If you chose the wizard's Internet connection server option, Routing and Remote Access automatically takes you through the process of installing and configuring NAT. The wizard installs NAT, then asks you to identify your LAN and Internet adapters. If necessary, you can also use the wizard to set up a dial-on-demand connection to your ISP as the NAT Internet connection. If you're not in a domain environment, the wizard asks you whether you want to set up a simple ICS connection rather than NAT. For a comparison of ICS and NAT features, see Table 1, page 54 For more information about ICS and NAT, see "Related Articles in Previous Issues," page 54.

Another new, but lesser known, addition to Routing and Remote Access is its Internet Group Management Protocol (IGMP) support. IP hosts use IGMP to report their IP multicast group memberships to IGMP-enabled routers. Routing and Remote Access includes IGMP router and proxy components. Whereas the IGMP router tracks multicast group membership for LAN clients on the same network as the IGMP router-enabled interface, the IGMP proxy component sends IGMP group membership packets from one interface on the server (although multiple IGMP router-enabled interfaces might exist). IGMP's primary purpose is to let LAN clients run IP multicast applications—a technology that's rapidly gaining popularity because of its increased efficiency for streaming high-bandwidth data to multiple network clients.

On the Routing and Remote Access server, you can enable or disable IGMP router and proxy support on a per-interface basis on the server; however, you can enable IGMP proxy support on only one adapter. To add IGMP router or proxy support, select IGMP from the IP Routing section of the Routing and Remote Access management console's left pane. Choose New Interface from the Action menu or the context menu that appears when you right-click IGMP.

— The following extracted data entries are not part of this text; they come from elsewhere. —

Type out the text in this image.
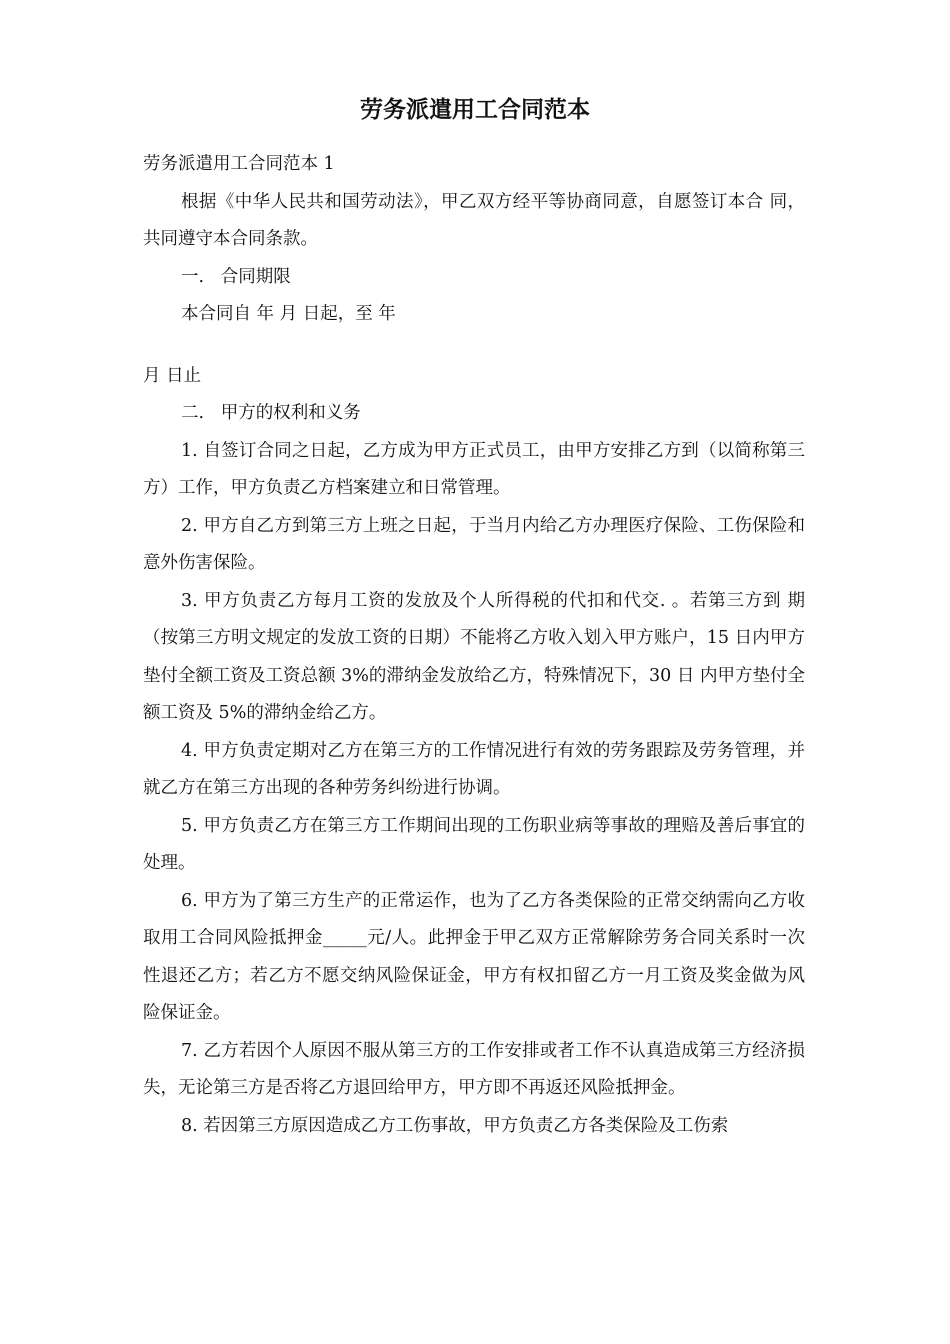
劳务派遣用工合同范本

劳务派遣用工合同范本 1

根据《中华人民共和国劳动法》，甲乙双方经平等协商同意，自愿签订本合 同，共同遵守本合同条款。

一.   合同期限

本合同自 年 月 日起，至 年

月 日止

二.   甲方的权利和义务

1. 自签订合同之日起，乙方成为甲方正式员工，由甲方安排乙方到（以简称第三方）工作，甲方负责乙方档案建立和日常管理。

2. 甲方自乙方到第三方上班之日起，于当月内给乙方办理医疗保险、工伤保险和意外伤害保险。

3. 甲方负责乙方每月工资的发放及个人所得税的代扣和代交. 。若第三方到 期（按第三方明文规定的发放工资的日期）不能将乙方收入划入甲方账户，15 日内甲方垫付全额工资及工资总额 3%的滞纳金发放给乙方，特殊情况下，30 日 内甲方垫付全额工资及 5%的滞纳金给乙方。

4. 甲方负责定期对乙方在第三方的工作情况进行有效的劳务跟踪及劳务管理，并就乙方在第三方出现的各种劳务纠纷进行协调。

5. 甲方负责乙方在第三方工作期间出现的工伤职业病等事故的理赔及善后事宜的处理。

6. 甲方为了第三方生产的正常运作，也为了乙方各类保险的正常交纳需向乙方收取用工合同风险抵押金_____元/人。此押金于甲乙双方正常解除劳务合同关系时一次性退还乙方；若乙方不愿交纳风险保证金，甲方有权扣留乙方一月工资及奖金做为风险保证金。

7. 乙方若因个人原因不服从第三方的工作安排或者工作不认真造成第三方经济损失，无论第三方是否将乙方退回给甲方，甲方即不再返还风险抵押金。

8. 若因第三方原因造成乙方工伤事故，甲方负责乙方各类保险及工伤索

You'll also need to set up one or more IP multicast address scopes on your server. IP multicast addresses exist in the range from 239.0.0.0 to 239.254.255.255. In the Routing and Remote Access management console's IP Routing\General section, you configure the addresses as one or more scopes on the Properties dialog box's Multicast Scopes tab. In addition to its new NAT and IGMP routing protocol support, Routing and Remote Access still supports the dynamic routing protocols Open Shortest Path First (OSPF) and Routing Information Protocol version 2 (RIP2), which NT 4.0 RRAS introduced.